Una identidad que en la superficie suele ser amable y sincera, pero en el fondo guarda una rabia secreta, bien cimentada; que a ratos se disfraza de lujo y frivolidad, aunque por debajo lleve un vestido hecho jirones. Una identidad que, a pesar de estar peleada, escindida, dispersa, fracturada, desintegrada, enfrentada, muy consciente de su tragedia intenta salvar, a toda costa, las enormes distancias a punta de chiste y carcajada, de alegría y pregón, incluso cuando el ánimo está marcado por el agobio del ajetreo.
Stefania Mosca dice sobre Caracas, en su libro El suplicio de los tiempos, lo siguiente: "Lo parodiado, o mejor, lo paródico será justamente la herencia de la tradición cultural (…) a través de las situaciones de vida que propone una ciudad como Caracas, donde lo impensable ocurre en cada esquina, donde conviven corrientes disímiles, donde la muerte y el goce se parecen de una forma ridícula, donde la banalidad es un espectáculo grotesco de la idea de sofisticación…".
En ese territorio de lo inesperado, llama la atención, por ejemplo, la cantidad de objetos que los publicistas dejan olvidados en las azoteas de las torres y edificios.
Desechan cuanto coroto sobra de su armario mental, y lo dejan allí, relegado a regiones menos espléndidas y de aparadores poco cosmopolitas que otros lugares de la urbe, más pujantes, poseen. Son elementos que un catálogo pormenorizado del arte del mal gusto tendría que incluir complacido entre sus páginas, junto con el conjunto de "objetos encontrados" al azar de Marcel Duchamp, aquella composición de Magritte titulada Quand l'heure sonnera -donde aparece un torso de mujer sin cabeza ni brazos- y los repetitivos retratos de Andy Warhol.
Lo mismo ocurre con la imagen de un pedestal sin estatua y semienvuelto en bolsas negras.
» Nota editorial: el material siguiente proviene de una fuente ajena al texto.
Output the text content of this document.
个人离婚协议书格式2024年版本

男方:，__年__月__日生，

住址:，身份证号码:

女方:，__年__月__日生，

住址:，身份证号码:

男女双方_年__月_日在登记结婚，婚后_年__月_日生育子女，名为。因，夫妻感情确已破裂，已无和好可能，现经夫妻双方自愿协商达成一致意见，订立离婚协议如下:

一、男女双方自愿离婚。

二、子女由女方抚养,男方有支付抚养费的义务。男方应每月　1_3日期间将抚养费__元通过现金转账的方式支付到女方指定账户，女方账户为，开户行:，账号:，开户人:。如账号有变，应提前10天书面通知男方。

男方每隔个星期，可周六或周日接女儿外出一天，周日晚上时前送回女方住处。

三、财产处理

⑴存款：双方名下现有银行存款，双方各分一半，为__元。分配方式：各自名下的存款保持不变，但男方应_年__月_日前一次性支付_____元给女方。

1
En esa base, asoman graffitis de lenguaje incomprensible pintados con spray de diversos colores, mientras la cúspide espera una contesta ante la audacia. Por lo pronto, este soporte sobrelleva una interrogante invisible, un enigma, una adivinanza que revolotea nuestras cabezas sin dar con una solución clara. Icono de una realidad que angustiosamente busca respuestas.
Y en esta búsqueda o aclaratoria de dudas, en esta construcción que vamos siendo, surgen el corneteo, el frenazo del mototaxista intentando no dar con la humanidad de un transeúnte, una gruesa estela de monóxido que se desprende desde una gandola, la vista de un semáforo que por enésima vez se ha averiado esa semana.
Ese espacio escoltado por el edificio del Seniat y la Torre Polar aparece como el definitivo reinado de la materia sobre lo humano. Una materia estropeada que acorrala el brazo de una madre que carga a su hijo o el intercambio de miradas entre los amantes que van a su encuentro. El espíritu termina asediado por un universo de humo y carrocería, injuria, abuso y calor, en el que el encuentro humano persiste cansinamente entre golpes, maquinaria y aire embarullado. Así, van quedando atrás la base de la estatua de un personaje que alguna vez…, el monte que insiste en medio del concreto y los adoquines, el arsenal propagandístico, el dominio inquebrantable del asfalto-infierno… "Mete la mano en el bolsillo, saca y abre tu cuchillo y ten cuidao. Pónganme oído en este barrio muchos guapos lo han matao. Calle luna, calle sol. Calle luna, calle sol".